PPRuNe Forums - View Single Post - Instructor standards falling?
View Single Post
Old 10th Sep 2008, 09:41
  #35 (permalink)  
IO540
 
Join Date: Jun 2003
Location: EuroGA.org
Posts: 13,787
Likes: 0
Received 0 Likes on 0 Posts
that's where one will be anyway after some 100 hours, if one sets ones mind to it .
Agreed, but the vast majority of PPLs don't ever make it to 100hrs.

Another statistic I read somewhere, purporting to come from the CAA, was that some 90% give up before reaching 100hrs TT. That is only ~ 40hrs post-PPL.

This has been debated here many times but IMHO the inadequate amount of instruction is the main factor responsible for most PPLs chucking it in. Admittedly a large % were never going to stay anyway (the xmas PPL gift students, those doing it as a personal challenge, those who need to save for a month for each lesson, etc) but that still leaves maybe half who might have done, had they not felt like they are standing at the edge of an abyss when holding their new piece of paper.

To keep flying post-PPL, one needs a bit of a kick.
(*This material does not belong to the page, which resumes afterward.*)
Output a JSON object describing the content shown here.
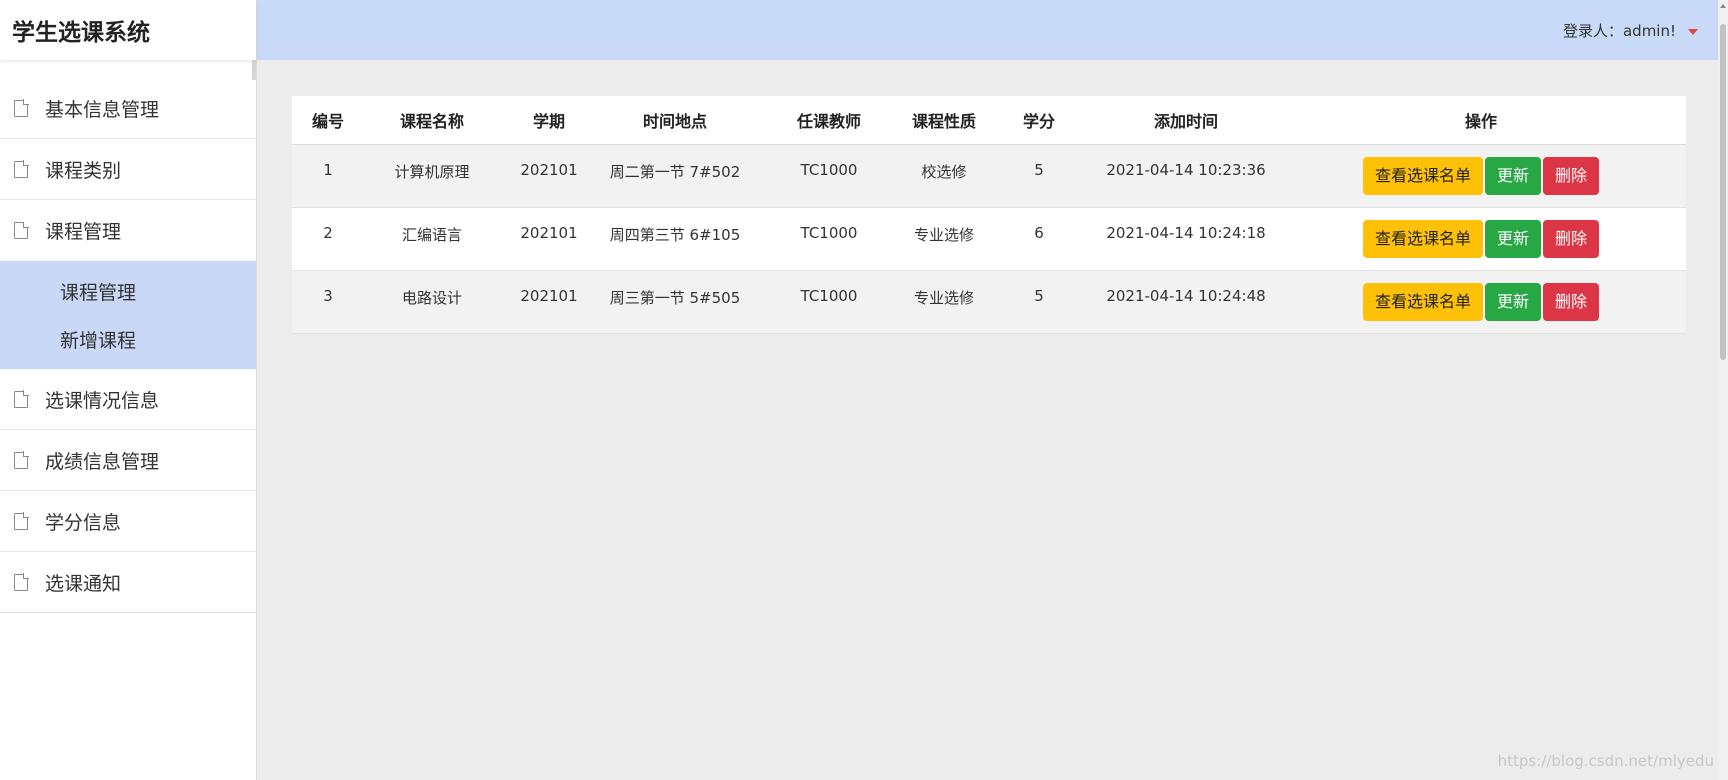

Pre-PPL, the kick is the fact that you are not finished yet. Once you have the piece of paper, the old incentive is gone and may be replaced with some new one, which could be going places, or changing over to an aerobatic course. Going places is why I learnt to fly, but it does require a bit of a budget, a bit of time, and access to something reasonable.

I had my fair share of crap instructors but in retrospect that never held me back - knowing the constraints of the training system and the WW1 syllabus.

My 1st ever instructor told me he had only 150hrs, but he was very good. Some dreadful ones had thousands. Perhaps the best were the retired ATPs.